私たちの物語
The Dojo Way
The Origin
Over 120 Years in Japan
Dojo is brewed at a family-owned shoyu house in Japan, where the same family has kept the same craft alive for more than 120 years. Cedar barrels, koji, and four seasons of patience. Nothing rushed, nothing handed to a machine.
In Japan, soy sauce is never an afterthought. Shoyu sits at the heart of the table, in nearly every meal, across every generation. It carries umami, memory, and a quiet kind of love passed from one pair of hands to the next. That inheritance is what lives in every bottle of Dojo.
Dojo
A Drizzle of Japanese Origin
The name carries two meanings, and both live in every drop.
滴 is a drizzle. The exact moment shoyu leaves the bottle and brings a dish to life. 道場 is the place of the Way, where a craft is repeated with devotion until it becomes something close to art.
That is what we taste in Dojo, and what we hope you taste too. Twenty-four months in the barrel give it a depth most soy sauce never reaches. Rounder, richer, never harsh. A few drops can finish a bowl of rice, wake up a plain egg, or turn a weeknight dinner into something worth slowing down for.

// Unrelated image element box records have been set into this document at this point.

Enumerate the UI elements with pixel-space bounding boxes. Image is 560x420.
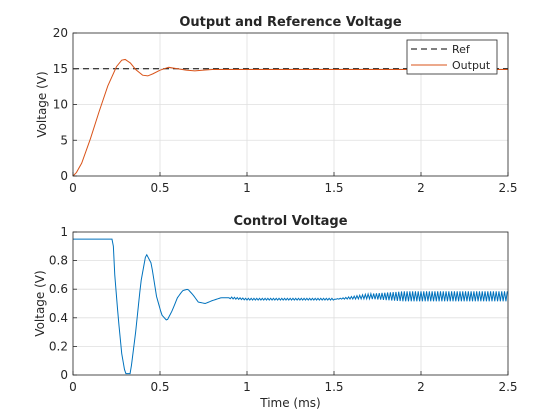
chart-title: Control Voltage: [233, 214, 347, 229]
y-tick-label: 0.2: [49, 339, 68, 353]
x-tick-label: 2.5: [498, 380, 517, 394]
control-voltage-axes: 0 0.5 1 1.5 2 2.5 0 0.2 0.4 0.6 0.8 1 Control Volta…: [33, 214, 518, 410]
x-tick-label: 1: [243, 181, 251, 195]
legend-box: [406, 39, 498, 75]
plot-area: [73, 238, 508, 375]
series-line-output: [72, 58, 508, 177]
y-tick-label: 0.6: [49, 282, 68, 296]
axes-box: [72, 231, 509, 376]
legend: Ref Output: [406, 39, 498, 75]
x-tick-label: 1.5: [324, 380, 343, 394]
output-reference-axes: 0 0.5 1 1.5 2 2.5 0 5 10 15 20 Output and Referenc…: [35, 15, 518, 195]
x-tick-label: 0: [69, 181, 77, 195]
y-tick-label: 0: [60, 169, 68, 183]
x-tick-label: 0.5: [150, 380, 169, 394]
chart-title: Output and Reference Voltage: [179, 15, 402, 30]
x-tick-label: 2: [417, 181, 425, 195]
y-tick-label: 10: [53, 98, 68, 112]
x-tick-label: 2: [417, 380, 425, 394]
legend-label-output: Output: [452, 59, 491, 72]
y-tick-label: 1: [60, 225, 68, 239]
x-tick-label: 1.5: [324, 181, 343, 195]
axes-background: [73, 232, 508, 375]
y-axis-label: Voltage (V): [33, 270, 47, 336]
y-tick-label: 0: [60, 368, 68, 382]
x-tick-label: 0: [69, 380, 77, 394]
y-tick-label: 0.8: [49, 254, 68, 268]
tick-labels: 0 0.5 1 1.5 2 2.5 0 5 10 15 20: [53, 26, 518, 195]
y-tick-label: 0.4: [49, 311, 68, 325]
y-axis-label: Voltage (V): [35, 71, 49, 137]
x-tick-label: 2.5: [498, 181, 517, 195]
tick-labels: 0 0.5 1 1.5 2 2.5 0 0.2 0.4 0.6 0.8 1: [49, 225, 518, 394]
x-tick-label: 1: [243, 380, 251, 394]
y-tick-label: 20: [53, 26, 68, 40]
legend-label-ref: Ref: [452, 43, 471, 56]
x-axis-label: Time (ms): [259, 396, 321, 410]
x-tick-label: 0.5: [150, 181, 169, 195]
y-tick-label: 5: [60, 133, 68, 147]
series-line-control: [73, 238, 508, 375]
y-tick-label: 15: [53, 62, 68, 76]
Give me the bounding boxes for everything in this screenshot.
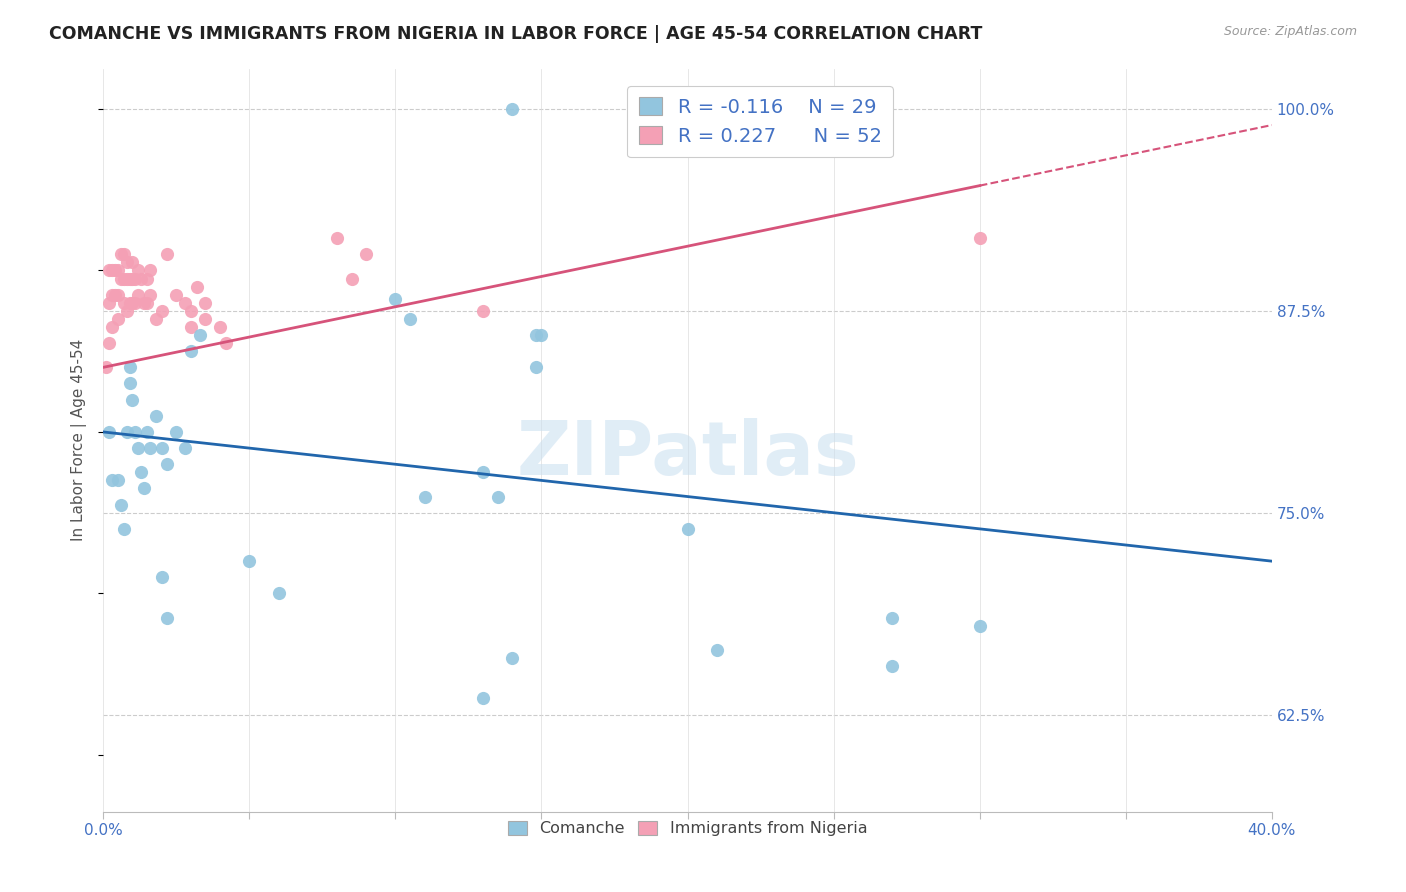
Point	[110, 498, 132, 512]
Point	[180, 303, 202, 318]
Point	[112, 295, 135, 310]
Point	[118, 360, 141, 375]
Point	[107, 263, 129, 277]
Y-axis label: In Labor Force | Age 45-54: In Labor Force | Age 45-54	[72, 339, 87, 541]
Point	[215, 336, 238, 351]
Point	[104, 287, 127, 301]
Point	[209, 320, 232, 334]
Point	[98, 263, 121, 277]
Point	[165, 287, 187, 301]
Point	[118, 295, 141, 310]
Point	[880, 659, 903, 673]
Point	[115, 255, 138, 269]
Point	[501, 651, 523, 665]
Point	[472, 303, 495, 318]
Point	[118, 376, 141, 391]
Point	[180, 320, 202, 334]
Point	[174, 441, 197, 455]
Point	[101, 320, 124, 334]
Point	[156, 247, 179, 261]
Point	[194, 311, 217, 326]
Text: Source: ZipAtlas.com: Source: ZipAtlas.com	[1223, 25, 1357, 38]
Point	[501, 102, 523, 116]
Point	[127, 441, 149, 455]
Point	[139, 263, 162, 277]
Point	[486, 490, 509, 504]
Point	[136, 271, 159, 285]
Point	[145, 409, 167, 423]
Point	[676, 522, 699, 536]
Point	[134, 482, 156, 496]
Point	[112, 522, 135, 536]
Point	[150, 441, 173, 455]
Point	[101, 287, 124, 301]
Point	[174, 295, 197, 310]
Point	[101, 263, 124, 277]
Point	[134, 295, 156, 310]
Point	[156, 457, 179, 471]
Point	[969, 619, 991, 633]
Point	[384, 293, 406, 307]
Point	[121, 392, 143, 407]
Point	[238, 554, 260, 568]
Point	[354, 247, 377, 261]
Point	[186, 279, 208, 293]
Point	[139, 287, 162, 301]
Point	[150, 303, 173, 318]
Point	[115, 425, 138, 439]
Point	[94, 360, 117, 375]
Point	[110, 271, 132, 285]
Point	[124, 271, 146, 285]
Point	[98, 295, 121, 310]
Point	[180, 344, 202, 359]
Point	[706, 643, 728, 657]
Point	[112, 271, 135, 285]
Point	[107, 311, 129, 326]
Point	[524, 328, 547, 343]
Point	[150, 570, 173, 584]
Point	[121, 295, 143, 310]
Point	[115, 303, 138, 318]
Point	[156, 610, 179, 624]
Point	[98, 425, 121, 439]
Point	[112, 247, 135, 261]
Point	[127, 287, 149, 301]
Point	[107, 474, 129, 488]
Point	[413, 490, 436, 504]
Point	[98, 336, 121, 351]
Point	[165, 425, 187, 439]
Point	[136, 295, 159, 310]
Point	[267, 586, 290, 600]
Point	[124, 295, 146, 310]
Point	[139, 441, 162, 455]
Point	[136, 425, 159, 439]
Point	[530, 328, 553, 343]
Point	[326, 231, 349, 245]
Point	[145, 311, 167, 326]
Point	[104, 263, 127, 277]
Point	[121, 271, 143, 285]
Point	[472, 466, 495, 480]
Point	[188, 328, 211, 343]
Point	[194, 295, 217, 310]
Point	[399, 311, 422, 326]
Legend: Comanche, Immigrants from Nigeria: Comanche, Immigrants from Nigeria	[499, 813, 876, 845]
Point	[129, 271, 152, 285]
Point	[340, 271, 363, 285]
Point	[472, 691, 495, 706]
Point	[127, 263, 149, 277]
Point	[110, 247, 132, 261]
Point	[118, 271, 141, 285]
Point	[129, 466, 152, 480]
Point	[115, 271, 138, 285]
Point	[101, 474, 124, 488]
Point	[107, 287, 129, 301]
Point	[969, 231, 991, 245]
Point	[524, 360, 547, 375]
Point	[880, 610, 903, 624]
Point	[121, 255, 143, 269]
Text: COMANCHE VS IMMIGRANTS FROM NIGERIA IN LABOR FORCE | AGE 45-54 CORRELATION CHART: COMANCHE VS IMMIGRANTS FROM NIGERIA IN L…	[49, 25, 983, 43]
Text: ZIPatlas: ZIPatlas	[516, 418, 859, 491]
Point	[124, 425, 146, 439]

Honor the brewer. Respect the barrel. Drizzle with intention.
The Founder
Charles Zayed
Charles Zayed could not find a soy sauce in America worth loving, so he went looking for one. Alone, with no roadmap, he traveled across Japan in search of a brewer who still did it the old way.
What he found was bigger than a bottle. He fell for the patience, the precision, and the people behind it. He has no Japanese roots, yet he was welcomed into the brewery like family, and he treated that trust with the care it deserved.
His journey was featured in The Yomiuri Shimbun, one of Japan’s largest and oldest newspapers. To Charles, the lesson was simple and true. Great craft belongs to anyone willing to honor it, and the best things in life are meant to be shared.